Paris, Sep 5 (EFE).- Former French president François Hollande, whose time in office was marked by a series of deadly terrorist attacks across Paris in November 2015, has accepted an invitation to testify in the upcoming trial of those accused of involvement in the worst mass killings recorded in the European country’s recent history.

The trial of 14 of the 20 people accused of playing part in the attacks that struck simultaneously in five different locations in the French capital and left 131 people dead will begin in Paris Wednesday and is expected to last for eight and a half months.

The alleged perpetrators, many of whom are French and Belgian nationals, trained with the Islamic State in Syria and Iraq.

In an interview with Efe, Hollande, 67, speaks in detail about the attacks and the unprecedented judicial process.

QUESTION: You will testify at the 13 November trial, how do you plan to approach it?

ANSWER: This process is key to understanding what happened, to know what exactly happened.

They will probably ask me about the French interventions in Mali, Syria and Iraq, and whether they were the trigger of the attacks?

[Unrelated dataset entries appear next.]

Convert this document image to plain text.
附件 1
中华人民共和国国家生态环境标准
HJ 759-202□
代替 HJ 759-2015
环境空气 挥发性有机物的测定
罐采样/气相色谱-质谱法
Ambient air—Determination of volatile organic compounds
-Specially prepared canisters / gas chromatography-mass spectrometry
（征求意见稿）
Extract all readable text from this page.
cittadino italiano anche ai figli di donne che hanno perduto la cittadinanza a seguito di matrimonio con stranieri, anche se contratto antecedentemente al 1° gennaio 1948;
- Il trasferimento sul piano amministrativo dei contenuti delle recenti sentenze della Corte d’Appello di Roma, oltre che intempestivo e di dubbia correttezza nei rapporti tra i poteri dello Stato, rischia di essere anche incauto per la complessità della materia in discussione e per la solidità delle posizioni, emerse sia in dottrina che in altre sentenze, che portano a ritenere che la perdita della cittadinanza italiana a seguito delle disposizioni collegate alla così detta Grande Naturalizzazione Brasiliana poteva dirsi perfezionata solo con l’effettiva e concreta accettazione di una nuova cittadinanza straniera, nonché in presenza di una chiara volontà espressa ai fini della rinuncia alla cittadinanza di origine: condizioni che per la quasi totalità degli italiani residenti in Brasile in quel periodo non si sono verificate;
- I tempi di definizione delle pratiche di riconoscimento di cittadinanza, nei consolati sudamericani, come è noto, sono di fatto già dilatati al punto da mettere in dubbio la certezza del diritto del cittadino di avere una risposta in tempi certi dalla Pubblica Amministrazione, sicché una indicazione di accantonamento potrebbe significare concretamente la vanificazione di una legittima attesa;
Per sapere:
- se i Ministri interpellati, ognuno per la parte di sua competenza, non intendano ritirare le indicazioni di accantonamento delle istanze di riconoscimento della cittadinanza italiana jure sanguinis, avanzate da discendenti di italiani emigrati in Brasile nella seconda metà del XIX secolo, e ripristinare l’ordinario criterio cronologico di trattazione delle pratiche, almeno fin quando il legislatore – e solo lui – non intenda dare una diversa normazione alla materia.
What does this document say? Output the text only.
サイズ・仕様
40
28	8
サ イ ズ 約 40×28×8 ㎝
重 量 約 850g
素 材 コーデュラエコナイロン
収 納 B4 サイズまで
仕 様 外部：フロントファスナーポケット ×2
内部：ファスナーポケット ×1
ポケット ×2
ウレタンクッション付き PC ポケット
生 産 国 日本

If it was so, I will show that only France would have been attacked. However, Spain, Italy, Germany, Belgium and the United Kingdom among other countries were also targeted by Islamist terrorism.

Q: What do you remember about that night of November 13, 2015?

Hollande: It was a quiet night, nothing suggested that it would end up in horror. The threat level was high but no more than on a normal day. It was France’s friendly match against Germany (Hollande was in the Stade de France presidential box). I hear the first explosion, I don’t know if it’s a firecracker, but it is only after the second that I realized that an attack is taking place outside the stadium.